[200q20v] Rear Caliper sticking?

Kneale Brownson knotnook at traverse.com
Tue Oct 17 23:33:18 EDT 2000

I got one of the sticking rear calipers off my 200q20v that I replaced a 
couple of weeks ago stripped down this afternoon to see what's what in 
there.  The emergency brake lever turns a rod that has an offset hole 
machined into it.  A small "peanut" about an inch long and maybe a 
quarter-inch in thickness with equal bullnose ends rides in the machined 
hole and pushes on the threaded rod onto which the piston is screwed.

Because the hole is machined offset, when the lever  moves with the cable, 
the peanut rises up a little bit and that pushes the piston against the 
rotor.  There's a spring, located by an internal circlip, holding the 
threaded rod into the cylinder, and the idea is that the peanut pushes the 
rod out, compressing the spring on the threaded rod and holding the piston 
against the rotor as long as the cable is pulled.

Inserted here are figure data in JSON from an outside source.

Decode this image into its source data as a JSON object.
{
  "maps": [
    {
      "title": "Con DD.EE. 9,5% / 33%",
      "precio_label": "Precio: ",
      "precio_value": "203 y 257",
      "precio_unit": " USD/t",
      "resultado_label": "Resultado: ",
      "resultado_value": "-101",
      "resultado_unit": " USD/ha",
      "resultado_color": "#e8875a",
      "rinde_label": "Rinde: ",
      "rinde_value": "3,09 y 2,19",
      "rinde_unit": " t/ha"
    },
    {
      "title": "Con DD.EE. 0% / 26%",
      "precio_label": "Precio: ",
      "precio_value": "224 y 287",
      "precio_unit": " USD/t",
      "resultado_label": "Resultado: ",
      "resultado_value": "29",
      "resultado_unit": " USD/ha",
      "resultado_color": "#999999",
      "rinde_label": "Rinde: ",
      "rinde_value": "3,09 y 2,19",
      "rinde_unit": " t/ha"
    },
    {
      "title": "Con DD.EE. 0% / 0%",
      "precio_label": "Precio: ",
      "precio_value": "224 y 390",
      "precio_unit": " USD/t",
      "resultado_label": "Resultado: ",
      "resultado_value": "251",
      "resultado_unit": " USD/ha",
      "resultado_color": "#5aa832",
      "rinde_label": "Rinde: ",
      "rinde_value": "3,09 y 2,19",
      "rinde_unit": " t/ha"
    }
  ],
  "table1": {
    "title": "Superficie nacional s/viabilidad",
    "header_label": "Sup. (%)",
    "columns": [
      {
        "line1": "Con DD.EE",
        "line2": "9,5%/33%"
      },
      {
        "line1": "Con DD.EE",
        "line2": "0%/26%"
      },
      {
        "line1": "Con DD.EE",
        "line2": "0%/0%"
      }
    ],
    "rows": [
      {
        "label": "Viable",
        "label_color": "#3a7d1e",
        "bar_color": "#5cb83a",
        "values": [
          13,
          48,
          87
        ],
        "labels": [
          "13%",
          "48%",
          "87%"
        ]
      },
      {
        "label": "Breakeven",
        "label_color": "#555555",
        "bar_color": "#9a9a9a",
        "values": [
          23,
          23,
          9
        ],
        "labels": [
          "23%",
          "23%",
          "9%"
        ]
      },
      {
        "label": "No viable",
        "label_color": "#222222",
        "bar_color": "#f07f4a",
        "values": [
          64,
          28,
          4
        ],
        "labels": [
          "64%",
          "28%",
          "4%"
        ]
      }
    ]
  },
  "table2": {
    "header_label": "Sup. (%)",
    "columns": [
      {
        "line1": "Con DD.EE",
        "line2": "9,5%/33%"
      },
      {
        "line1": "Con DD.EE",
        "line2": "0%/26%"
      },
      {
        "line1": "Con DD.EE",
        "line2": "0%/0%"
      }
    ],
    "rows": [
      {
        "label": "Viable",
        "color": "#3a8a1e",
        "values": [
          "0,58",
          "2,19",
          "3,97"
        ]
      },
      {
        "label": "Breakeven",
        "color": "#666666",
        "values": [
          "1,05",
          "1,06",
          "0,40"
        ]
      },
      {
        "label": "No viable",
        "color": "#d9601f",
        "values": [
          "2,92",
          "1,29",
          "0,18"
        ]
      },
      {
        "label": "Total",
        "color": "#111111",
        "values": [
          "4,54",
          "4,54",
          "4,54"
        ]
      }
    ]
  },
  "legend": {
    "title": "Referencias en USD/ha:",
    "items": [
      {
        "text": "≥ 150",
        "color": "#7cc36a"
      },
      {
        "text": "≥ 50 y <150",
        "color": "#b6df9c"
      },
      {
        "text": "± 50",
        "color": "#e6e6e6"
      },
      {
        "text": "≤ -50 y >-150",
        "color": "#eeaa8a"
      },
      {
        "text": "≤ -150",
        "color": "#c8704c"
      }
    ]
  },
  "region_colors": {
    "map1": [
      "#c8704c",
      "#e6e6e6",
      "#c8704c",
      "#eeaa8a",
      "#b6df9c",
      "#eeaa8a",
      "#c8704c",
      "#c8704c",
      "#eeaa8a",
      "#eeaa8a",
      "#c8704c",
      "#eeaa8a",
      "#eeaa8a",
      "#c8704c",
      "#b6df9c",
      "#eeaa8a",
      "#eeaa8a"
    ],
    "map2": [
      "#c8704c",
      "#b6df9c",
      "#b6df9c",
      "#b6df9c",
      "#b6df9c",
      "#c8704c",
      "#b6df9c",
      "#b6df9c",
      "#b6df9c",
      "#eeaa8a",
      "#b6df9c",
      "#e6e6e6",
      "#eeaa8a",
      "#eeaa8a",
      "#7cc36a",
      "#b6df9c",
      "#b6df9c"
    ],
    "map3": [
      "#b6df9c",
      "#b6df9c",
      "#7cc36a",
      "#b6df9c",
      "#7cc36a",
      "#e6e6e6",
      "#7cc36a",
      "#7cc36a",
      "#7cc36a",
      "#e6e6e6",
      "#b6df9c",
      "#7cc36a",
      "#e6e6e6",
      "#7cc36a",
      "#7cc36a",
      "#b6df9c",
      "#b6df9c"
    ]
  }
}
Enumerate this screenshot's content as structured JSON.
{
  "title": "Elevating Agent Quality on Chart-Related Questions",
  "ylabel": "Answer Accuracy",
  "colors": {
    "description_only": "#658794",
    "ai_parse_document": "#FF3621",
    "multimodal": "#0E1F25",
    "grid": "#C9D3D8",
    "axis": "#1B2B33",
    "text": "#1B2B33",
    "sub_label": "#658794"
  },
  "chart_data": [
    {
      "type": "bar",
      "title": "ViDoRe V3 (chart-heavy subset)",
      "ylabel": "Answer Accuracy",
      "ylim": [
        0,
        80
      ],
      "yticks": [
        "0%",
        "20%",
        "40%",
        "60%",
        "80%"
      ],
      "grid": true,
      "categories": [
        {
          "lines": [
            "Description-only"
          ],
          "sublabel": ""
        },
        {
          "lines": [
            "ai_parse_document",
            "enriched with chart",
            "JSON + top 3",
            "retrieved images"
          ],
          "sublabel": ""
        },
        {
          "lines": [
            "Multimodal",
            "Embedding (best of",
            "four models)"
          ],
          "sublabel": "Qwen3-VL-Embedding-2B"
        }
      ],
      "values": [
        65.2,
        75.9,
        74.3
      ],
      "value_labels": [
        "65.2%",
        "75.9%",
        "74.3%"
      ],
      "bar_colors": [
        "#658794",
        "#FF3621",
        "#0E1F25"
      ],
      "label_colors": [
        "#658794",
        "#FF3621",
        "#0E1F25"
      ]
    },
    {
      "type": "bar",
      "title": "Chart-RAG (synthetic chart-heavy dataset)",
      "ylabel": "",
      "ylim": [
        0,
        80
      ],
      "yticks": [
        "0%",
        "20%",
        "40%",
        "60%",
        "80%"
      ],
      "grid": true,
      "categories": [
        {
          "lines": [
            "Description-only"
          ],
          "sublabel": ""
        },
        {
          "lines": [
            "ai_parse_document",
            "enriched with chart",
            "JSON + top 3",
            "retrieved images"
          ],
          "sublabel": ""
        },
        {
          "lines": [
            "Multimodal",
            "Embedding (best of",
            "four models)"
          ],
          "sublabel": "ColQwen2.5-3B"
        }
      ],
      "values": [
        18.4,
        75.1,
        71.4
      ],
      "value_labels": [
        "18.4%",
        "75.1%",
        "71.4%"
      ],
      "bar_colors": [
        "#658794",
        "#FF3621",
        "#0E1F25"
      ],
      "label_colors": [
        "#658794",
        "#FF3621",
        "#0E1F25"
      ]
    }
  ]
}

When the cable is released, the external spring moves the arm back, 
releasing the pressure on the peanut, and the spring loading on the rod is 
supposed to push the rod back into the cavity slightly, thereby pulling the 
piston away from the rotor.

The cavity in which the peanut sits was filled with a grease that I presume 
was high-temp brake grease.  It looked like really thick Vaseline.  That 
cavity is sealed off from the rest of the brake cylinder by an 
O-ring.  Brake fluid does not flush through the cavity, and changing the 
brake fluid would have no effect upon the peanut or the rod from the cable 
lever.  As long as the external cable arm is free to turn back and forth in 
its full range of movement, the peanut should make its proper movements.

I think what happens when the brakes drag even though the cable arm moves 
appropriately is that there is enough corrosion in the cylinder that it 
creates enough drag to overpower the spring.  If the cable arm movement is 
sluggish, that may contribute to poor release performance,  but if the 
external spring can move the arm back correctly, the problem has to be a 
drag in the cylinder itself.  My poorly releasing caliper's piston had a 
few rust spots and the cylinder bore had a bit of corrosion, and I'm sure 
that's what caused my problems.

I also this afternoon tore down a caliper off my '86 5Ktq parts car,  on 
which the E-brake cable had been snipped off by a PO.   The cable arm on 
that caliper wouldn't budge.  I found that caliper's peanut cavity to be 
full of dry rust and crud, no grease to speak of.

My conclusion is that if you have a caliper that's sticking, it needs 
rebuilding.  No amount of loosening the cable arm with penetrants will 
relieve the sticking.

And the real solution to these problems is to make certain no corrosion can 
occur inside the cylinder.  That means regular (annual as a minimum) 
flushing of the brake fluid to keep moisture out of the cylinder, and 
regular inspection of the boot on the piston to make sure it's intact.

At 01:45 AM 10/18/2000 +0000, -J J- wrote:

>Sunday I pulled the left rear wheel off and checked out the caliper. It 
>seemd to work okay, and the e-brake returned to full off with no problem. 
>I lubed the e-brake cable lever and put the wheel back on. Monday, 
>everything was good. Then tonight i went out and on the way home i heard a 
>shudder in the rear end. I got home, and the left rear rotor was red hot.. 
>Hmm.. I know it isnt the prking brake, I set it to off when I worked on it 
>sunday, and I have not used it. Should i pull the caliper apart and check 
>the pins like it says on chris miller's page? ( I will probably do this 
>anyway) Or should i order a rebuilt caliper?